The critical work developing the next generation of non-hormonal, reversible male (or sperm-targeting) contraception is ongoing, and it is likely to be years before the first of these methods is available. Despite this, there are plenty of reasons to be excited about and optimistic for the future. These new methods will be transformational in ensuring reproductive autonomy for all, addressing significant challenges like unintended pregnancies, and helping meet the lofty sustainability goals necessary to improve the health of the planet and all its inhabitants.
In the meantime, it is important that people understand what sperm-targeting contraception options are available. Limited as they are, they at least provide opportunities for both parties to contribute towards family planning objectives, so it is vital that people understand them adequately and fully.
specifically for use by sperm-producing people is the male condom. Barrier methods do exactly what their name suggests: provide a literal, physical barrier that prevents sperm from fertilizing an egg.
When used properly, male condoms are an effective way to prevent pregnancy. With proper use—and use at every act of intercourse—women whose partners use male condoms experience a 2% per-year pregnancy rate. However, with typical use the rate of pregnancy is 18% per-year. When used properly during sexual intercourse, oral sex, or anal sex, male condoms provide effective protection for both the user and their partner from sexually transmitted infections (STIs), including gonorrhea, chlamydia, hepatitis B, and HIV/AIDS. To a lesser extent, they also protect against genital herpes, human papillomavirus (HPV), and syphilis. Condoms have been used as a method of preventing STIs since at least the 15th century, with people experimenting with a host of different materials for them, including sheep intestines. Rubber condoms became available in 1855, followed by latex condoms in the 1920s. As of 2019, globally around 21% of those using birth control use the condom, making it the second-most common method after female sterilization (24%).
Vasectomies are usually performed in a physician's office or medical clinic; hospitalization is not normally required as the procedure is not complicated, the incisions are small, and the necessary equipment routine. In fact, due to the relative simplicity of the surgery, a vasectomy usually takes less than a half-hour to complete. After a brief recovery at the doctor's office (around an hour), the patient is sent home to rest.

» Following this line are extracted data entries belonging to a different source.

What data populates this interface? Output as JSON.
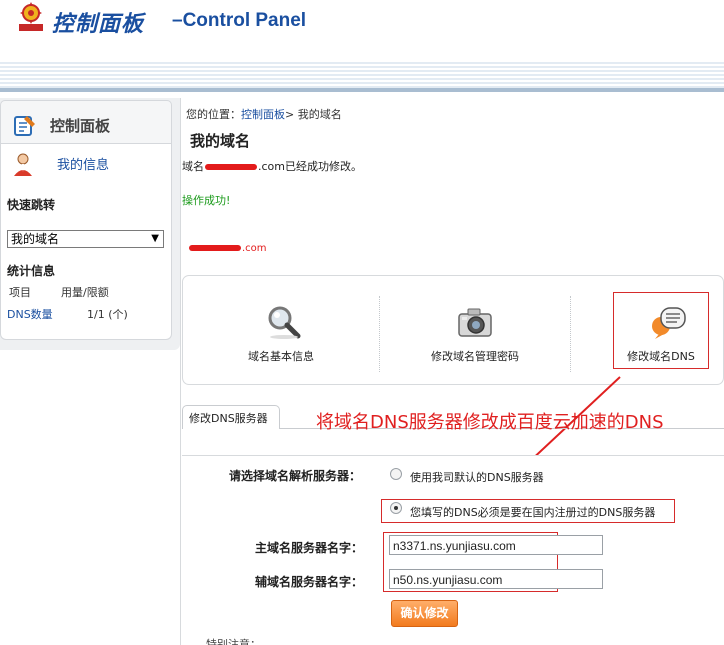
{
  "header": {
    "title_cn": "控制面板",
    "title_en": "–Control Panel"
  },
  "sidebar": {
    "title": "控制面板",
    "my_info": "我的信息",
    "quick_jump_label": "快速跳转",
    "quick_jump_selected": "我的域名",
    "stats_label": "统计信息",
    "stats_headers": [
      "项目",
      "用量/限额"
    ],
    "stats_rows": [
      {
        "name": "DNS数量",
        "value": "1/1 (个)"
      }
    ]
  },
  "breadcrumb": {
    "prefix": "您的位置：",
    "link": "控制面板",
    "separator": ">",
    "current": "我的域名"
  },
  "page": {
    "title": "我的域名",
    "msg_prefix": "域名",
    "msg_suffix": ".com已经成功修改。",
    "success": "操作成功!",
    "domain_suffix": ".com"
  },
  "tools": [
    {
      "label": "域名基本信息",
      "icon": "magnifier-icon"
    },
    {
      "label": "修改域名管理密码",
      "icon": "camera-icon"
    },
    {
      "label": "修改域名DNS",
      "icon": "speech-bubble-icon"
    }
  ],
  "dns": {
    "tab": "修改DNS服务器",
    "annotation": "将域名DNS服务器修改成百度云加速的DNS",
    "choose_label": "请选择域名解析服务器：",
    "option_default": "使用我司默认的DNS服务器",
    "option_custom": "您填写的DNS必须是要在国内注册过的DNS服务器",
    "primary_label": "主域名服务器名字：",
    "primary_value": "n3371.ns.yunjiasu.com",
    "secondary_label": "辅域名服务器名字：",
    "secondary_value": "n50.ns.yunjiasu.com",
    "confirm": "确认修改",
    "special_note": "特别注意："
  },
  "colors": {
    "brand": "#1a4fa0",
    "annotation": "#e02020",
    "success": "#1a9a1a",
    "button": "#f27b1e"
  }
}
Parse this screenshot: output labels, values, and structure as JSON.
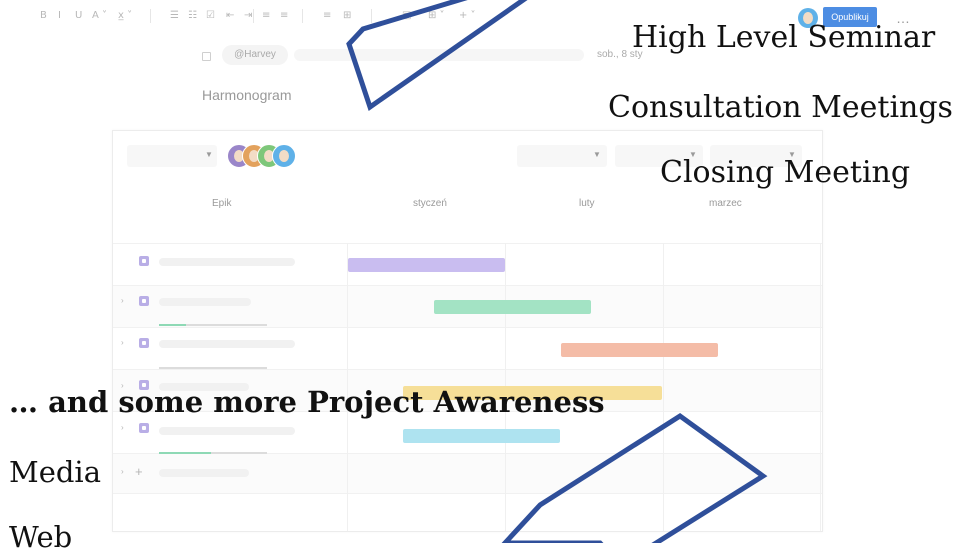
{
  "toolbar": {
    "buttons": [
      {
        "name": "bold-button",
        "label": "B"
      },
      {
        "name": "italic-button",
        "label": "I"
      },
      {
        "name": "underline-button",
        "label": "U"
      },
      {
        "name": "text-color-button",
        "label": "A ˅"
      },
      {
        "name": "clear-format-button",
        "label": "x̲ ˅"
      },
      {
        "name": "bullet-list-button",
        "label": "☰"
      },
      {
        "name": "numbered-list-button",
        "label": "☷"
      },
      {
        "name": "checklist-button",
        "label": "☑"
      },
      {
        "name": "indent-button",
        "label": "⇤"
      },
      {
        "name": "outdent-button",
        "label": "⇥"
      },
      {
        "name": "align-left-button",
        "label": "≡"
      },
      {
        "name": "align-center-button",
        "label": "≡"
      },
      {
        "name": "align-right-button",
        "label": "≡"
      },
      {
        "name": "embed-button",
        "label": "⊞"
      },
      {
        "name": "image-button",
        "label": "▣"
      },
      {
        "name": "table-button",
        "label": "⊞ ˅"
      },
      {
        "name": "insert-button",
        "label": "+ ˅"
      }
    ],
    "publish_label": "Opublikuj",
    "more_label": "…"
  },
  "meta": {
    "mention": "@Harvey",
    "date": "sob., 8 sty"
  },
  "page_title": "Harmonogram",
  "timeline": {
    "headers": [
      "Epik",
      "styczeń",
      "luty",
      "marzec"
    ],
    "avatar_colors": [
      "#9a86c9",
      "#e3a25d",
      "#7ec77a",
      "#5fb1e8"
    ],
    "bars": [
      {
        "color": "#c9bdf0"
      },
      {
        "color": "#a3e3c4"
      },
      {
        "color": "#f4bca7"
      },
      {
        "color": "#f6df98"
      },
      {
        "color": "#aee3f0"
      }
    ]
  },
  "slide": {
    "right_items": [
      "High Level Seminar",
      "Consultation Meetings",
      "Closing Meeting"
    ],
    "heading": "… and some more Project Awareness",
    "left_items": [
      "Media",
      "Web"
    ]
  }
}
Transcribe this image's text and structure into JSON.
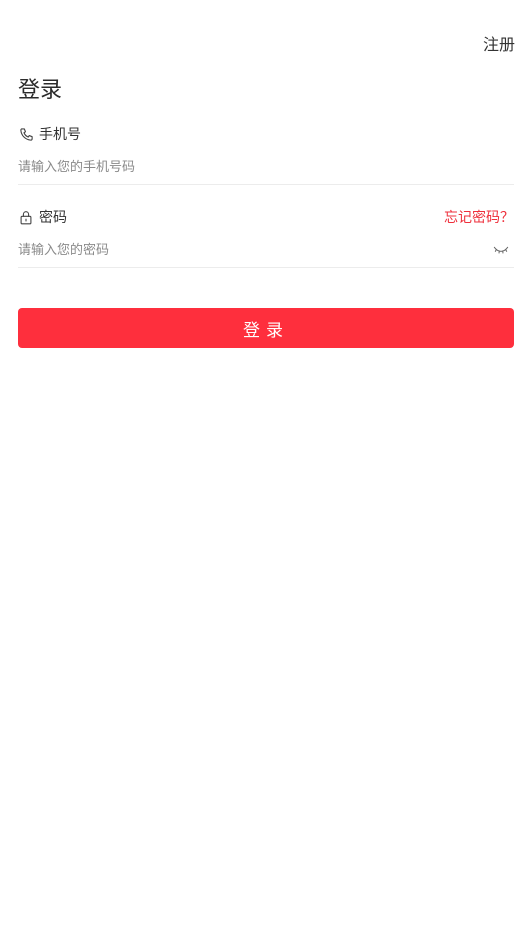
{
  "header": {
    "register_label": "注册",
    "title": "登录"
  },
  "phone_field": {
    "label": "手机号",
    "icon": "phone-icon",
    "placeholder": "请输入您的手机号码",
    "value": ""
  },
  "password_field": {
    "label": "密码",
    "icon": "lock-icon",
    "placeholder": "请输入您的密码",
    "value": "",
    "forgot_label": "忘记密码？",
    "toggle_icon": "eye-closed-icon"
  },
  "login_button": {
    "label": "登录"
  },
  "colors": {
    "accent": "#fe2f3d",
    "forgot": "#ee2f3b",
    "text": "#333333",
    "placeholder": "#8a8a8a",
    "divider": "#ececec"
  }
}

Many vasectomy patients find that they can resume their typical sexual behavior within a week, and do so with little or no discomfort, owing to the minimally invasive nature of the procedure. However, pregnancy is still possible as long as the sperm count is above zero, so another method of contraception needs to be relied upon until another sperm count is performed either two months after the vasectomy or after ten to twenty ejaculations have occurred to ensure that the count is low enough for the vasectomized individual to be considered infertile. Additionally, vasectomies do not provide STI protection, so another contraceptive method (i.e., male condom) that offers such protection should be used.
Men are usually counseled and advised to consider how the long-term outcome of a vasectomy might affect them both emotionally and physically as the procedure is considered a permanent method of contraception and is not easily reversed. The procedure is often discouraged for young, single, childless men as their chances for biological parenthood are more or less permanently reduced to almost zero; they need to determine their own comfort in possibly wanting to conceive a child with a partner, or not.
The withdrawal method of contraception (also known as coitus interruptus ) is the practice of removing the penis from the vagina, and away from a woman's external genitals, before ejaculation during sexual intercourse in an effort to prevent pregnancy. The goal of the withdrawal method (also colloquially known as "pulling out") is to prevent sperm from entering the female reproductive tract. The withdrawal method is not recommended as it does not offer STI protection and it isn't effective at preventing pregnancy with respect to other forms of birth control. Consider this: it is estimated that one-in-five couples (20%) who practice the withdrawal method for one year will experience a pregnancy. Additionally, some couples have reported that this approach to pregnancy prevention disrupts sexual pleasure.